But seriously, what is the current potential of this voltage they are using? Because in all likelyhood these idiots could actually kill themselves.
Well.............
If we suppose wave-of-the-hands plate sizes of 1m x 1m and 1m spacing, that's 8.84pF.
Except it's more because of fringing, and it's more again because of self-capacitance (basically, field that's fringing out the back side, over to ground, and back up again to the other side). Probably more like 20 or 30pF?
At 60MHz, 30pF is 88 ohms reactance. 8kV into 88 ohms is 90A and 723kVAR.
At a respectable Q of 500 (you'll need a pretty healthy spool of litz cable* to achieve this), you're still dissipating a toasty 1.45kW, which will need quite a bit of electrical power (which is actually available, from a UK wall outlet), and will quickly warm up the office (which is a nice feature, this time of the year).
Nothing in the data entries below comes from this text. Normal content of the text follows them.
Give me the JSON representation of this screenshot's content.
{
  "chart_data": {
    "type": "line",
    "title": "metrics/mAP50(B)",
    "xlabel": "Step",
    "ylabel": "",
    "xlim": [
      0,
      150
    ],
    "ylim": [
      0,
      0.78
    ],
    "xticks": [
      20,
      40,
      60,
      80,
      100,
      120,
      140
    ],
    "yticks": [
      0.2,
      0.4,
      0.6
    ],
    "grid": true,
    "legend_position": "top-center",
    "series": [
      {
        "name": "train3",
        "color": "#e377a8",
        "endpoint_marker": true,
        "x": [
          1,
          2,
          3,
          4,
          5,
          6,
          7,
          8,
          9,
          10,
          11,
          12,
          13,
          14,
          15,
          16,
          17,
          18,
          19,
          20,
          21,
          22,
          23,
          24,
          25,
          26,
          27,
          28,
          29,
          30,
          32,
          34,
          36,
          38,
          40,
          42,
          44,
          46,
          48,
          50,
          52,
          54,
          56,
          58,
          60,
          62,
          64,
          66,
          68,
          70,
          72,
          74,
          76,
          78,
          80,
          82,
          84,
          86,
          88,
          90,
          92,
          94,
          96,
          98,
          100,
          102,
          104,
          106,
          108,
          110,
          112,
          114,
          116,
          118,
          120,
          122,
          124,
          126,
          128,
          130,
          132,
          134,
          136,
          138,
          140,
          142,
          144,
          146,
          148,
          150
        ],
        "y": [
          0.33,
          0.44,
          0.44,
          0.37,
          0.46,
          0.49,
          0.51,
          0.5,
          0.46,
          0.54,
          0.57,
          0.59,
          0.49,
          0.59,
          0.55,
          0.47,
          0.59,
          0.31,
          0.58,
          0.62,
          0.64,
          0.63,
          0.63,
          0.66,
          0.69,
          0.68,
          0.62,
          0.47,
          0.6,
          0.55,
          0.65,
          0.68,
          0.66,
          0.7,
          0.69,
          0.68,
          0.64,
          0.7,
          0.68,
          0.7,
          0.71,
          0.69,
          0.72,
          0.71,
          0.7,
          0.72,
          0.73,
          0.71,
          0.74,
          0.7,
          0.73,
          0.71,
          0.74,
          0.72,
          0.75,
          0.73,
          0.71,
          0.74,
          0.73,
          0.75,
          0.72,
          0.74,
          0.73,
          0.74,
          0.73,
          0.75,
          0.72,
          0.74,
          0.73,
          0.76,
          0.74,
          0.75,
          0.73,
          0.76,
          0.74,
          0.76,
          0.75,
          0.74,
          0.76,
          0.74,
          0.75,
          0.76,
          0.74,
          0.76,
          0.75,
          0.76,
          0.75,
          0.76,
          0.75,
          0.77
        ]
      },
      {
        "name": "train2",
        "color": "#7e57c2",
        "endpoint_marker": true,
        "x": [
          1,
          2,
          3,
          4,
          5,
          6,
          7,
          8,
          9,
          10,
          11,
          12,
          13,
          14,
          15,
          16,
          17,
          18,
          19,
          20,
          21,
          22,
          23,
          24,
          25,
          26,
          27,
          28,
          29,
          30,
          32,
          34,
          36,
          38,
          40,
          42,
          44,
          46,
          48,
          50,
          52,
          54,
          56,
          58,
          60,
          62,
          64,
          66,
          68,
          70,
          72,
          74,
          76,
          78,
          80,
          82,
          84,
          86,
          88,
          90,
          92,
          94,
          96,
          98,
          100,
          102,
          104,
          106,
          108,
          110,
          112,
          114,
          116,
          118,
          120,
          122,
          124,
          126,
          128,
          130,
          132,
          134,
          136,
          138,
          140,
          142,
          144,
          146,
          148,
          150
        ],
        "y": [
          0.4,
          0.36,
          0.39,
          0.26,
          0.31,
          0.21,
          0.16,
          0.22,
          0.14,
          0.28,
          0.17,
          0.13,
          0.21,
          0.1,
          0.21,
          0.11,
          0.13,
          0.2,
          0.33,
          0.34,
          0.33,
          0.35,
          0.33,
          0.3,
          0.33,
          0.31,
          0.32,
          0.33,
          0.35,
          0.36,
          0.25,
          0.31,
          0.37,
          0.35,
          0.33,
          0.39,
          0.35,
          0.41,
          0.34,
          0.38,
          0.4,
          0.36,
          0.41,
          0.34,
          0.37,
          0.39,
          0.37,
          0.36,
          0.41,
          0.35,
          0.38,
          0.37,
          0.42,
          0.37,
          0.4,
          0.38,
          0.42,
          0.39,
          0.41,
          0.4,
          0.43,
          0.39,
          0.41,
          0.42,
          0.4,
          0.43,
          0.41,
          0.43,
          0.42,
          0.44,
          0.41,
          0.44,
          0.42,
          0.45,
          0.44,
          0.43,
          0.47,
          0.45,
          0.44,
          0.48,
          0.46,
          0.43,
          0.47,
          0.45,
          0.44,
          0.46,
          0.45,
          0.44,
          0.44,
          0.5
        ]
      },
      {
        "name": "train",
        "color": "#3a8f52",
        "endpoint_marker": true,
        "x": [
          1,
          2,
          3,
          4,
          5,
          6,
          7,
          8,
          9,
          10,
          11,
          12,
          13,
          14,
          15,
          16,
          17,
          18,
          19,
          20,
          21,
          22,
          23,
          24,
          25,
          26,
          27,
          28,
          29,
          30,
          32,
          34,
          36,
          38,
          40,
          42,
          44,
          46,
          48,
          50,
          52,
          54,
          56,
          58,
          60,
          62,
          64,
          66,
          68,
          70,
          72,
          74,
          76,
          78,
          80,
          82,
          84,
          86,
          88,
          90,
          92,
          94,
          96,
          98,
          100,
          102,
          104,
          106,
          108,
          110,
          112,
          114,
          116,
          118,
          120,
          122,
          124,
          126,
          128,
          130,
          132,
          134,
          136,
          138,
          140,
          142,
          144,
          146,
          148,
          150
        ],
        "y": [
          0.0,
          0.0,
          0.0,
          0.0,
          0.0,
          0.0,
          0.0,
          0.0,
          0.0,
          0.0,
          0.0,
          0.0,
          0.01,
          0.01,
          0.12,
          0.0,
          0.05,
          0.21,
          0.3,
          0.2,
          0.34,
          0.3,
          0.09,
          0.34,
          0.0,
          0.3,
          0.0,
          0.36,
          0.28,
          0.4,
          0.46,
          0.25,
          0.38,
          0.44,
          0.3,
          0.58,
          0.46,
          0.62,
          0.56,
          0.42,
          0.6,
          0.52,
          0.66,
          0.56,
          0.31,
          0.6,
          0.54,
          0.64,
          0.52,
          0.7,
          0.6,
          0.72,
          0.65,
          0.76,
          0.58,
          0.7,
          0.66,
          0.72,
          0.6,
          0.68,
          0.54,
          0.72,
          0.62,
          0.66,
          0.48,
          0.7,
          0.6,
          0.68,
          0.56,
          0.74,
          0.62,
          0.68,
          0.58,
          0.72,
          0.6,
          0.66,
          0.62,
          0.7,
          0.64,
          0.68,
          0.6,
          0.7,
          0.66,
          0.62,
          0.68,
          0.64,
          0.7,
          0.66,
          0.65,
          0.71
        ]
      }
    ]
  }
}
The coil will need to be tunable by tap setting, from 0.23 to 0.53uH. To handle 80A at up to 60MHz:
*Regular litz cable craps out circa 10MHz, due to capacitance between strands. To keep going at higher frequencies, you need to increase the separation between strands. Likely, you'd have to build your own super-cable, using a cage structure. It might look something like this:
https://upload.wikimedia.org/wikipedia/commons/6/61/Solec_Kujawski_longwave_antenna_feeder.jpgYou might use many-pointed-star shaped insulating plates to support the strands in a cylindrical shell arrangement.
This structure is then twisted into a modest helix, having the effect of circulating the strands between the inside and outside of the coil.
The cable, thus described, gets wound onto a cylindrical form, to make a solenoid coil. Not very many turns would be necessary; maybe a single loop would be sufficient.
Otherwise, solid tubing should be used, which will need to be quite large in diameter to achieve such a high Q. It will still get hot.
Needless to say, the RF electric field around anything nearby will also be quite intense, leading to
partial discharge, dielectric heating and corona discharge (even if not resulting in complete hot-arc type breakdown).
Of course, any heating and average-power-consumption effects will be greatly diminished by duty cycle, if this is a pulsed application.
As for the "pulsed DC" part of it, who knows. Do they mean to say they don't want pulsed wavelets of RF, but very short, unipolar pulses? Should they be alternating or consistent polarity (thus giving an average -- DC -- bias)? How much undershoot and rebound is tolerable, if any?
Such signals can still be generated, but it requires very fast switches, such as a hydrogen thyratron, or a pressurized gas or liquid filled spark gap. The repeat rate certainly will not be up to 60MHz.